Que reste- t-il aujourd'hui du romantisme ? C'est à cela que le visiteur est appelé à répondre dès qu'il passe le seuil du Musée de la vie romantique, pour s'immerger dans les œuvres de Françoise Petrovitch.

 

Dans ce lieu fort symbolique du XIXe siècle, habité par le peintre Ary Scheffer dès 1830, et que fréquentaient plusieurs membres des familles Scheffer et Renan, le passé vient côtoyer le présent dans une symbiose à la fois immersive et subversive. 

 

Dans le salon, où un piano fermé nous impose son silence, notre regard est immédiatement attiré par ce tableau de grand format vertical, où le rose et ses variations dominent ; une jeune fille assise tient délicatement un petit chien sur ses genoux et le regarde tendrement.  Ses traits ont quelque chose d’exotique, mais on ne voyage pas comme avec les œuvres de Gauguin. On reste statique, devant le silence que nous impose cette scène maternelle. Une vierge Marie contemporaine, où la place du bébé est prise par celle du petit chien.

 

Françoise Petrovitch, 2022

Dans l’atelier, on plonge dans l'univers onirique de Petrovitch et son " île" ; cette œuvre est inspirée de paysage d'Ermenonville où elle était allée visiter le tombeau de Jean Jacques Rousseau. 

 

Ici, on plonge dans le roman de la Nouvelle Héloïse et l’amour impossible entre la jeune Julie et Saint-Preux.
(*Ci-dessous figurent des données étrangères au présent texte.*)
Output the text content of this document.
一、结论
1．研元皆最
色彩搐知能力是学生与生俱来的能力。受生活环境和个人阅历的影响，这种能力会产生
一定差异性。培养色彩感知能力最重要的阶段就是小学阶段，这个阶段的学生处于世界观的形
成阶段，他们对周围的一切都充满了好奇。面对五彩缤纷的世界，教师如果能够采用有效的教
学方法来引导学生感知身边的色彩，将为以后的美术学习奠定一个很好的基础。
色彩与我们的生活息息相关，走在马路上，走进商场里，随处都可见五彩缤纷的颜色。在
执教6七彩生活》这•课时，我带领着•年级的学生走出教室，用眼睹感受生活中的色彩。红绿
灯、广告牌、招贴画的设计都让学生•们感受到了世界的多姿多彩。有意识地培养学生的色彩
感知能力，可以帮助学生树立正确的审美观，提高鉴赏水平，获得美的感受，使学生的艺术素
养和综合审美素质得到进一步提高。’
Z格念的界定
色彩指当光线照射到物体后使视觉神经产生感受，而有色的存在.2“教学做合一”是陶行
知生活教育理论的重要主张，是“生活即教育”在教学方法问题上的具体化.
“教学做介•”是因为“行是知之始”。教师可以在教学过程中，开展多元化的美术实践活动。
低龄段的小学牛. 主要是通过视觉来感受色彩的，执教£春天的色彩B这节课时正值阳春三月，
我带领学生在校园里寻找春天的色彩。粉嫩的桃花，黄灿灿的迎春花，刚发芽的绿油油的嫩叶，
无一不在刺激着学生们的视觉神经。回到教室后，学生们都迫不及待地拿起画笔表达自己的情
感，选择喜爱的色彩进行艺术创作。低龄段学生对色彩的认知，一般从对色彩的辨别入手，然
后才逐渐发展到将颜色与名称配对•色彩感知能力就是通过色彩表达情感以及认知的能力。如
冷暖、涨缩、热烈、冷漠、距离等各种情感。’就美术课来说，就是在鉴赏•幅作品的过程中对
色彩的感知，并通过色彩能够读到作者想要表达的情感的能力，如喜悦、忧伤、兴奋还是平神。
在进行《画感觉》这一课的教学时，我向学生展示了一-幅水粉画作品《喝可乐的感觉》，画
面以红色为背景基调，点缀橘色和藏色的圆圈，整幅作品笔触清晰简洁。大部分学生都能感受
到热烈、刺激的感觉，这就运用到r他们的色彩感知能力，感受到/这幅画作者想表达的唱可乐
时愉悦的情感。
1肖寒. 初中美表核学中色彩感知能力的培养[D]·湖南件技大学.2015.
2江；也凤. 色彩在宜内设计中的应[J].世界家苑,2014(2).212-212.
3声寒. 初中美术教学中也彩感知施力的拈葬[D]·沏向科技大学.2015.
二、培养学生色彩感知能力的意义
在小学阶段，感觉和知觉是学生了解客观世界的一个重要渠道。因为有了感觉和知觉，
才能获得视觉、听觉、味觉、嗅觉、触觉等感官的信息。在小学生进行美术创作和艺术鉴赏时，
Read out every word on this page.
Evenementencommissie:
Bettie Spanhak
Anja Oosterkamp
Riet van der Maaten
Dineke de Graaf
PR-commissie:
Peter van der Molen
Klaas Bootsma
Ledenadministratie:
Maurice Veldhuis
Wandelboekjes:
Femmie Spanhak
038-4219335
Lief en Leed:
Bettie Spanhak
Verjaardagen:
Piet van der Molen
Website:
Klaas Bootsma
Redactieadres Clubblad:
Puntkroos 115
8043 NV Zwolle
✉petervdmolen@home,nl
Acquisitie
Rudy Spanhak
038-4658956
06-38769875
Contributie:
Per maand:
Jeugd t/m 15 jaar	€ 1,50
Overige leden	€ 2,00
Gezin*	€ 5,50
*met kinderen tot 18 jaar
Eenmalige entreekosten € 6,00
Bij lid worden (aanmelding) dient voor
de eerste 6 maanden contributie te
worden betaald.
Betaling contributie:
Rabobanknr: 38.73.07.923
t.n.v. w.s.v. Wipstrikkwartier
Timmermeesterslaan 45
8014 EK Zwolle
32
Et comme Saint-Preux, au début du roman, on se met à parcourir l'espace. En bas, dans une chambre, dont les murs sont peints en vert foncé et où la moquette - elle aussi œuvre de l'artiste - ressemble à des bryophytes, les cyprès se reflètent dans l’eau, comme dans un jeu de miroir.  Les encres s’imprègnent dans le papier comme l’eau lorsqu'elle inonde un espace terrestre.
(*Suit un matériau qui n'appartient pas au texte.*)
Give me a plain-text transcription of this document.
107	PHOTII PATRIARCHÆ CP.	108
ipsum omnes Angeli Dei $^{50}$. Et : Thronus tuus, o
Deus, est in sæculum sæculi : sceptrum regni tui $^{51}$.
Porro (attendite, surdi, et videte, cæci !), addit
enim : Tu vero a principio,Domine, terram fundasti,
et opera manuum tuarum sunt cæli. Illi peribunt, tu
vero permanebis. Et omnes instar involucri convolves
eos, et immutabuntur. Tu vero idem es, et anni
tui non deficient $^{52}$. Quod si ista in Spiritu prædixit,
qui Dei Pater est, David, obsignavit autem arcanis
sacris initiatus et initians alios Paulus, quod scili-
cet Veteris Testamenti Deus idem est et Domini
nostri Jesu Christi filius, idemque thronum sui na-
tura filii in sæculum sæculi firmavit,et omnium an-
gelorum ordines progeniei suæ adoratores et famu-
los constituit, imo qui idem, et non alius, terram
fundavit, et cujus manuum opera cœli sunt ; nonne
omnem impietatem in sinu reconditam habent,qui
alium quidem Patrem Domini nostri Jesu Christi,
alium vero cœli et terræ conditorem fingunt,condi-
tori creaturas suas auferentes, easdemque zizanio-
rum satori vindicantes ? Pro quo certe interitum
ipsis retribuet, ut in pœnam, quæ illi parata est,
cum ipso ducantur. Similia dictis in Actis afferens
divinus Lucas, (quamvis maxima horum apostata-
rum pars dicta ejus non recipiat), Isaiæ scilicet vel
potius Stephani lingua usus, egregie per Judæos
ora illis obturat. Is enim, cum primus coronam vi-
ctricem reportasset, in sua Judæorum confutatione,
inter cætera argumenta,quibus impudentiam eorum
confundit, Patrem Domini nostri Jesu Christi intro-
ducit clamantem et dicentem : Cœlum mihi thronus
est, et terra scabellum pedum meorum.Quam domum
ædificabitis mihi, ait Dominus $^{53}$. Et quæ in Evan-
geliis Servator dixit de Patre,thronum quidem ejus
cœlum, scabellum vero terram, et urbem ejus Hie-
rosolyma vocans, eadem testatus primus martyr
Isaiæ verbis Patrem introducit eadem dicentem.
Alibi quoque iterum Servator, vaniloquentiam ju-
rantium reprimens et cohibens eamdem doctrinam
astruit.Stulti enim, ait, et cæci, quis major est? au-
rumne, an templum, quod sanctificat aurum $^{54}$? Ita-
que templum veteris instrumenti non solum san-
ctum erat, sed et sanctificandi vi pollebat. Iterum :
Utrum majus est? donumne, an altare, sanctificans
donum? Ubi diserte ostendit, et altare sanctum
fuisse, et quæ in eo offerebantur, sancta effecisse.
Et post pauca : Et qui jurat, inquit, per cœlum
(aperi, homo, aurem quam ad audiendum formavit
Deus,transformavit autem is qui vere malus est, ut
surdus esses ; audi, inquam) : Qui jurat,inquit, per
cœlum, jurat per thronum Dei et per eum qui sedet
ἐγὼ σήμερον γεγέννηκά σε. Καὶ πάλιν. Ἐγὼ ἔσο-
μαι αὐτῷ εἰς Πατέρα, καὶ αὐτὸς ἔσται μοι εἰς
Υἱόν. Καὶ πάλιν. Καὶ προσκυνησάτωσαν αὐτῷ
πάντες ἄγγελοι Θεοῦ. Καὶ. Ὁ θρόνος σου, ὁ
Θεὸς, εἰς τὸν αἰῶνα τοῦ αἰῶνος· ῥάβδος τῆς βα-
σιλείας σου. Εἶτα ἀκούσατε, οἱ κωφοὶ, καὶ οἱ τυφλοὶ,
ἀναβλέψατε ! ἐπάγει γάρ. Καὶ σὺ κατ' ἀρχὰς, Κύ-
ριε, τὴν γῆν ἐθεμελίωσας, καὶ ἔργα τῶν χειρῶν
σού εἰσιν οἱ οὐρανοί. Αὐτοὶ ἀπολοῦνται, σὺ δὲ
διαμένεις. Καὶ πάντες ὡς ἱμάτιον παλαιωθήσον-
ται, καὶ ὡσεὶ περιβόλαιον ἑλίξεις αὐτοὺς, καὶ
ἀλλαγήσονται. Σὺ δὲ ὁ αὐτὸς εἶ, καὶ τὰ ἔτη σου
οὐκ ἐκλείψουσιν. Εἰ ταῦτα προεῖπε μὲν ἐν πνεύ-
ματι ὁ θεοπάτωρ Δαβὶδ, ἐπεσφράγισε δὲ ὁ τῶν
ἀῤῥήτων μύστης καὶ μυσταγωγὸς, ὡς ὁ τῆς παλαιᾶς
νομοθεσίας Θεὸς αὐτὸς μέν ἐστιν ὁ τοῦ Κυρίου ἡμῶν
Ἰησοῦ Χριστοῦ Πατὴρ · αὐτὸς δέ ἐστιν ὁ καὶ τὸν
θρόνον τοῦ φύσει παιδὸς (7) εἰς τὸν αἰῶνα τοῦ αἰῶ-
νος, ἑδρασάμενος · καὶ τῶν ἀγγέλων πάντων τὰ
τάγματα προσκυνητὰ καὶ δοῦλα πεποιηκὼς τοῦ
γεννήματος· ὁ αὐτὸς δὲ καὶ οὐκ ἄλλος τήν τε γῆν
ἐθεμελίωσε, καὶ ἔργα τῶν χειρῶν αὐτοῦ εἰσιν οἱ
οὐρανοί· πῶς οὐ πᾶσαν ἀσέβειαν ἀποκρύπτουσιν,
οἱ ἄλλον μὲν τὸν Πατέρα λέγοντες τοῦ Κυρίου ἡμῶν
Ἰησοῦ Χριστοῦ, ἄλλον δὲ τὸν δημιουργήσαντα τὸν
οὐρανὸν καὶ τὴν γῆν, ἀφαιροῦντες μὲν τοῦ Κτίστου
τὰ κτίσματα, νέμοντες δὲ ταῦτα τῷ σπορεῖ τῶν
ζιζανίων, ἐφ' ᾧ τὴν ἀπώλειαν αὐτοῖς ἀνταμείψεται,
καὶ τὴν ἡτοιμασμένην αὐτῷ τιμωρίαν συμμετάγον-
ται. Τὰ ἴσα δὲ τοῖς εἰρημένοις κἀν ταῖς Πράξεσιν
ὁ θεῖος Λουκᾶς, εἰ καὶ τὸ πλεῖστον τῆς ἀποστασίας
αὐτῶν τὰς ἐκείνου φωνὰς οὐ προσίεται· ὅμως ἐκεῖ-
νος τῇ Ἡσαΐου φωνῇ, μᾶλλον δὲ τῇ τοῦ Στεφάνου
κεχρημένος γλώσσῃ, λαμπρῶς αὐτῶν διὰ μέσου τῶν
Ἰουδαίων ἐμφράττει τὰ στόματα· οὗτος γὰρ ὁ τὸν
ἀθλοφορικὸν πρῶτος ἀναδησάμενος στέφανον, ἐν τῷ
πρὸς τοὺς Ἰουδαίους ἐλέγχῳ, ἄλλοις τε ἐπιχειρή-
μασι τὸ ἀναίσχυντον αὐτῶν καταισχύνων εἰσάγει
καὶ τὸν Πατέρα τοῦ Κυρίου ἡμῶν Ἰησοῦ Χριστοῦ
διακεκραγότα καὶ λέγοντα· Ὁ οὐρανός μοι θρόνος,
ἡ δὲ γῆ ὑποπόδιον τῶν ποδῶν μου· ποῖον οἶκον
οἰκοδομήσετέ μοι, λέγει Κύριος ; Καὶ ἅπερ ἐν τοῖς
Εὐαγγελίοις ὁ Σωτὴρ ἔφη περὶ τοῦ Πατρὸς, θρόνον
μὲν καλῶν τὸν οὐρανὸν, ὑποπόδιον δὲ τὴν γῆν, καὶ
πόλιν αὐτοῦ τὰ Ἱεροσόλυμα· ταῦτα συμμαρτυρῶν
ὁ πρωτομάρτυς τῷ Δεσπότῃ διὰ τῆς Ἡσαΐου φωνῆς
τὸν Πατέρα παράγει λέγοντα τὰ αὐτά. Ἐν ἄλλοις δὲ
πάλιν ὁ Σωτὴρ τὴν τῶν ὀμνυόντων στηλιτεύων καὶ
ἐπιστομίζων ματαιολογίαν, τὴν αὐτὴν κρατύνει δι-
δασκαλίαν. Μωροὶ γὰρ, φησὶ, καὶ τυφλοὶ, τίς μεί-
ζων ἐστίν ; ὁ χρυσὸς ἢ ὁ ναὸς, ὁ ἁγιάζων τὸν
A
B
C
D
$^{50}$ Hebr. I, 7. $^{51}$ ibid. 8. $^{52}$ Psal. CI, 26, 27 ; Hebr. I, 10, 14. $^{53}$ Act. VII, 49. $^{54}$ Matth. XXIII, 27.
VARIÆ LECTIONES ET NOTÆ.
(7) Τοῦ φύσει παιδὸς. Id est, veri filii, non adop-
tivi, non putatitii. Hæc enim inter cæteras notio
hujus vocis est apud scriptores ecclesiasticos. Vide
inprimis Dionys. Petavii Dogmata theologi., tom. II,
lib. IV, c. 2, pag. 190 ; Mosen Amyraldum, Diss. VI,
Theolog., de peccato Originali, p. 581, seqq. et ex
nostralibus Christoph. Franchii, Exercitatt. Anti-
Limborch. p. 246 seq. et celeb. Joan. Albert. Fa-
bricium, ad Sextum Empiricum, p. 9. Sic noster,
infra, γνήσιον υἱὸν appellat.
Françoise Petrovitch, 2022

 

Nous contemplons le paysage, les variations de l'île, avant de remonter pour observer les différents personnages que l’artiste a représentés tantôt seuls, tantôt en couple ; des jeunes hommes et des femmes qui  prennent toute la place, dans des tableaux de grands formats ne contenant aucun décor.

 

Françoise Petrovitch, 2022

Dans un jeu entre couleurs acidulées et électriques (allant du rose - ce rose si stéréotypé que l'artiste veut réintroduire dans l'espace... - à l'orange, au rouge et au bleu) et variations de noir et de gris, les sentiments s'émergent.

 

Françoise Petrovitch, 2022


D'un côté, aimer, sentir, rêver. De l'autre, rompre, partir, s'évader. Les deux pourtant ne vivent pas en contradiction, mais en harmonie et équilibre, tout comme l'homme et la nature, le paysage et l'âme.
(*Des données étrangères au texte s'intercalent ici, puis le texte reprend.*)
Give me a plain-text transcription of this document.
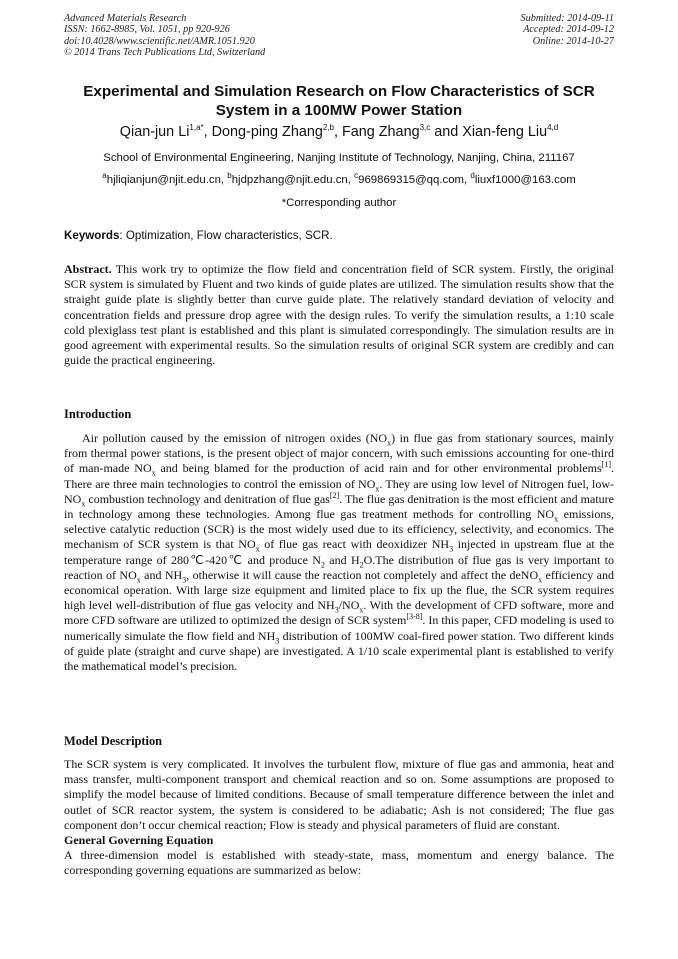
Advanced Materials Research
ISSN: 1662-8985, Vol. 1051, pp 920-926
doi:10.4028/www.scientific.net/AMR.1051.920
© 2014 Trans Tech Publications Ltd, Switzerland
Submitted: 2014-09-11
Accepted: 2014-09-12
Online: 2014-10-27
Experimental and Simulation Research on Flow Characteristics of SCR System in a 100MW Power Station
Qian-jun $Li^{1,a*}$, Dong-ping Zhang$^{2,b}$, Fang Zhang$^{3,c}$ and Xian-feng Liu$^{4,d}$
School of Environmental Engineering, Nanjing Institute of Technology, Nanjing, China, 211167
$^a$hjliqianjun@njit.edu.cn, $^b$hjdpzhang@njit.edu.cn, $^c$969869315@qq.com, $^d$liuxf1000@163.com
*Corresponding author
Keywords: Optimization, Flow characteristics, SCR.
Abstract. This work try to optimize the flow field and concentration field of SCR system. Firstly, the original SCR system is simulated by Fluent and two kinds of guide plates are utilized. The simulation results show that the straight guide plate is slightly better than curve guide plate. The relatively standard deviation of velocity and concentration fields and pressure drop agree with the design rules. To verify the simulation results, a 1:10 scale cold plexiglass test plant is established and this plant is simulated correspondingly. The simulation results are in good agreement with experimental results. So the simulation results of original SCR system are credibly and can guide the practical engineering.
Introduction
Air pollution caused by the emission of nitrogen oxides $(NO_x)$ in flue gas from stationary sources, mainly from thermal power stations, is the present object of major concern, with such emissions accounting for one-third of man-made $NO_x$ and being blamed for the production of acid rain and for other environmental problems[1]. There are three main technologies to control the emission of $NO_x$. They are using low level of Nitrogen fuel, low-$NO_x$ combustion technology and denitration of flue gas[2]. The flue gas denitration is the most efficient and mature in technology among these technologies. Among flue gas treatment methods for controlling $NO_x$ emissions, selective catalytic reduction (SCR) is the most widely used due to its efficiency, selectivity, and economics. The mechanism of SCR system is that $NO_x$ of flue gas react with deoxidizer $NH_3$ injected in upstream flue at the temperature range of 280℃-420℃ and produce $N_2$ and $H_2O.The$ distribution of flue gas is very important to reaction of $NO_x$ and $NH_3$, otherwise it will cause the reaction not completely and affect the deNO$_x$ efficiency and economical operation. With large size equipment and limited place to fix up the flue, the SCR system requires high level well-distribution of flue gas velocity and $NH_3/NO_x$. With the development of CFD software, more and more CFD software are utilized to optimized the design of SCR system[3-8]. In this paper, CFD modeling is used to numerically simulate the flow field and $NH_3$ distribution of 100MW coal-fired power station. Two different kinds of guide plate (straight and curve shape) are investigated. A 1/10 scale experimental plant is established to verify the mathematical model’s precision.
Model Description
The SCR system is very complicated. It involves the turbulent flow, mixture of flue gas and ammonia, heat and mass transfer, multi-component transport and chemical reaction and so on. Some assumptions are proposed to simplify the model because of limited conditions. Because of small temperature difference between the inlet and outlet of SCR reactor system, the system is considered to be adiabatic; Ash is not considered; The flue gas component don’t occur chemical reaction; Flow is steady and physical parameters of fluid are constant.
General Governing Equation
A three-dimension model is established with steady-state, mass, momentum and energy balance. The corresponding governing equations are summarized as below:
Françoise Petrovitch, 2022 

 

Une fois traversée la cour de cette magnifique demeure aux volets vert clair, et quitté le bruit venant du petit salon de thé ombragé, on monte le vieil escalier pour entrer à l'intérieur du bâtiment principal.

 

Au RDC, sur le vieux papier peint et les meubles, les portraits des femmes peintes par Françoise Petrovitch et ses céramiques, exposées dans les vitrines, comme celle venant de sa collection intitulée « Les gants », côtoient les portraits de George Sand, (qui avec Chopin avait habité elle-aussi ce quartier de la Nouvelle Athènes) et les  différents tableaux de famille. 

 

Françoise Petrovitch, 2022 dans une salle du Musée de la vie romantique

A gauche, un tableau s’impose ; il représente une jeune fille habillée en rose, avec une fleur rouge sur ses cheveux courts et une bouche rouge elle aussi, ressemblant plutôt à une pivoine qu'à une cerise, se tenant nonchalamment avec une main dans la poche de son pantalon marron et l'autre posée sur sa cuisse droite. C'est une figure presque androgyne, un petit clin d'œil au célèbre style vestimentaire de George Sand qui avait fait scandale à son époque. Est-ce pour cela que certaines femmes peintes par  Petrovitch fument également ? 

 

A droite, un portrait d'une femme (la même ?) plus âgée, tenant justement une cigarette dans sa bouche et dont le regard et la posture nous font penser à Gina Rowlands dans Opening Night de Cassavetis. Aimer. Rompre...  Jeunesse. Vieillesse...

 

Françoise Petrovitch, 2022 dans une salle du Musée de la vie romantique

Dans une autre chambre, une jeune fille à la chevelure longue se penche. Ses cheveux occupent l’espace et laissent leur empreinte comme les fameuses dendrites de George Sand.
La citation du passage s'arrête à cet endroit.